The paper makes the following key contributions:

  1. Identification of Neural Trojans: The authors provide a detailed exposition of neural Trojans as intentional, concealed functionalities embedded within neural IPs by potentially malicious vendors. This undermines the typical assumption of integrity and trustworthiness in pre-trained models, especially those sourced externally.
  2. Proposed Defense Mechanisms:
    • Input Anomaly Detection: Utilizes support vector machines (SVMs) and decision trees (DTs) to detect anomalous inputs that deviate from legitimate data distributions. DTs are highlighted for their effectiveness in detecting 99.8% of illegitimate inputs, albeit with a 12.2% false positive rate.
    • Re-training: Involves continual training of the neural IP using only legitimate data, aiming to overwrite Trojan triggers. A substantial reduction in Trojan activation rates to as low as 6% is reported post re-training.
    • Input Preprocessing with Autoencoders: By placing an autoencoder as an intermediary, this method restructures inputs to suppress Trojan activities effectively. The approach demonstrated a 90.2% efficacy in neutralizing Trojan triggers, with minimal impact on the accuracy of legitimate data classification.

Experimental Validation

A significant portion of the paper is devoted to experiments validating the proposed defenses. They utilize the MNIST dataset to simulate the presence of neural Trojans and evaluate the effectiveness of each proposed defensive strategy. The experimental results corroborate the hypothesis that neural Trojans can be effectively triggered with negligible impact on legitimate functionalities, alerting the need for robust detection and mitigation techniques.

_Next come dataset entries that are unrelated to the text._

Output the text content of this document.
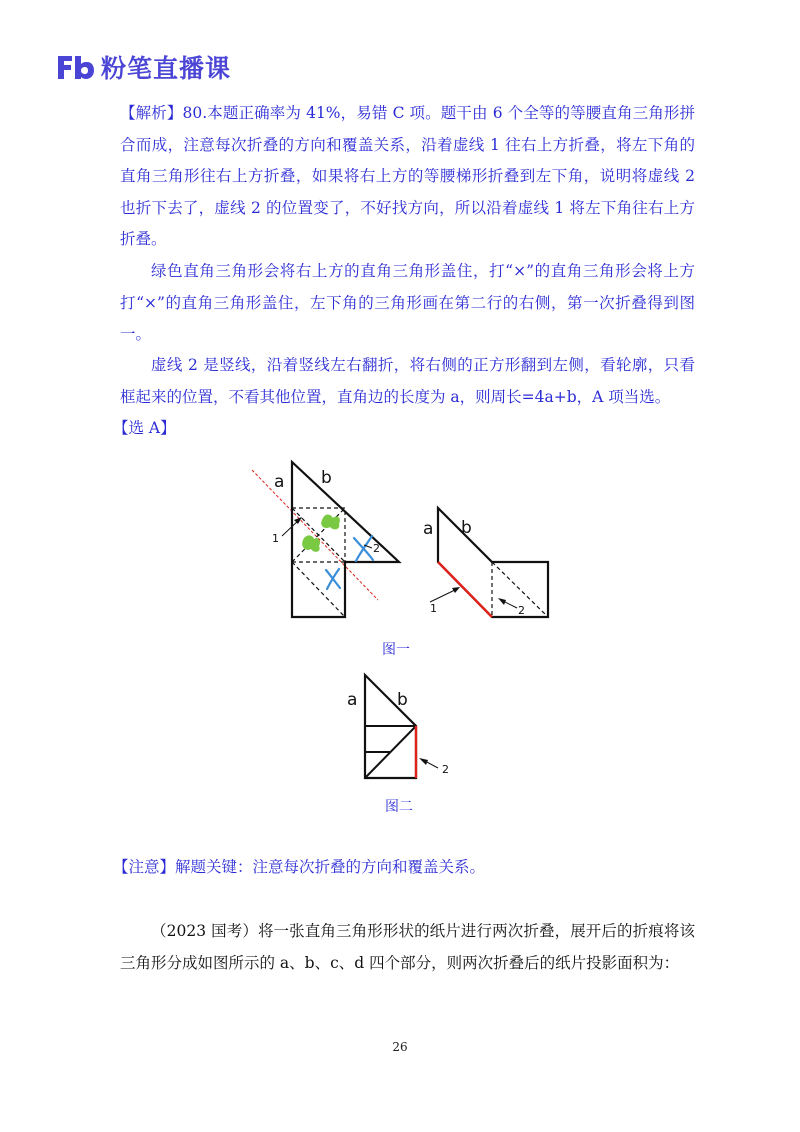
粉笔直播课

【解析】80.本题正确率为 41%，易错 C 项。题干由 6 个全等的等腰直角三角形拼合而成，注意每次折叠的方向和覆盖关系，沿着虚线 1 往右上方折叠，将左下角的直角三角形往右上方折叠，如果将右上方的等腰梯形折叠到左下角，说明将虚线 2 也折下去了，虚线 2 的位置变了，不好找方向，所以沿着虚线 1 将左下角往右上方折叠。

绿色直角三角形会将右上方的直角三角形盖住，打“×”的直角三角形会将上方打“×”的直角三角形盖住，左下角的三角形画在第二行的右侧，第一次折叠得到图一。

虚线 2 是竖线，沿着竖线左右翻折，将右侧的正方形翻到左侧，看轮廓，只看框起来的位置，不看其他位置，直角边的长度为 a，则周长=4a+b，A 项当选。

【选 A】

a b
1
2
a b
1	2
图一
a b
2
图二

【注意】解题关键：注意每次折叠的方向和覆盖关系。

（2023 国考）将一张直角三角形形状的纸片进行两次折叠，展开后的折痕将该三角形分成如图所示的 a、b、c、d 四个部分，则两次折叠后的纸片投影面积为：

26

Implications and Future Directions

The research contributes a novel perspective on neural network security, postulating that pre-trained models carry inherent risks of tampered integrity. It extends conventional threat models to include the supplier’s possible malicious intents, thus broadening the agenda for neural network security to consider supply-chain vulnerabilities.

Practically, the outlined defense mechanisms provide a blueprint for securing neural IPs from malicious backdoors. However, challenges persist in balancing defense rigor with functional accuracy—as observed with the false positives in anomaly detection and classification accuracy degradation in re-training.

Theoretically, the concept of neural Trojans aligns with advancements in adversarial learning research but emphasizes the underestimated risk of supply-chain attacks. This establishes a foundational basis for future exploration into resilient AI systems that are robust against both exposed and concealed adversarial threats.

In conclusion, while the research offers an initial framework to tackle neural Trojans, it is imperative for ongoing studies to refine these defenses, potentially leveraging more advanced techniques in anomaly detection and adversarial training to minimize overhead while maximizing security. As AI continues to integrate deeper into critical applications, ensuring the security and integrity of neural models will inevitably become paramount.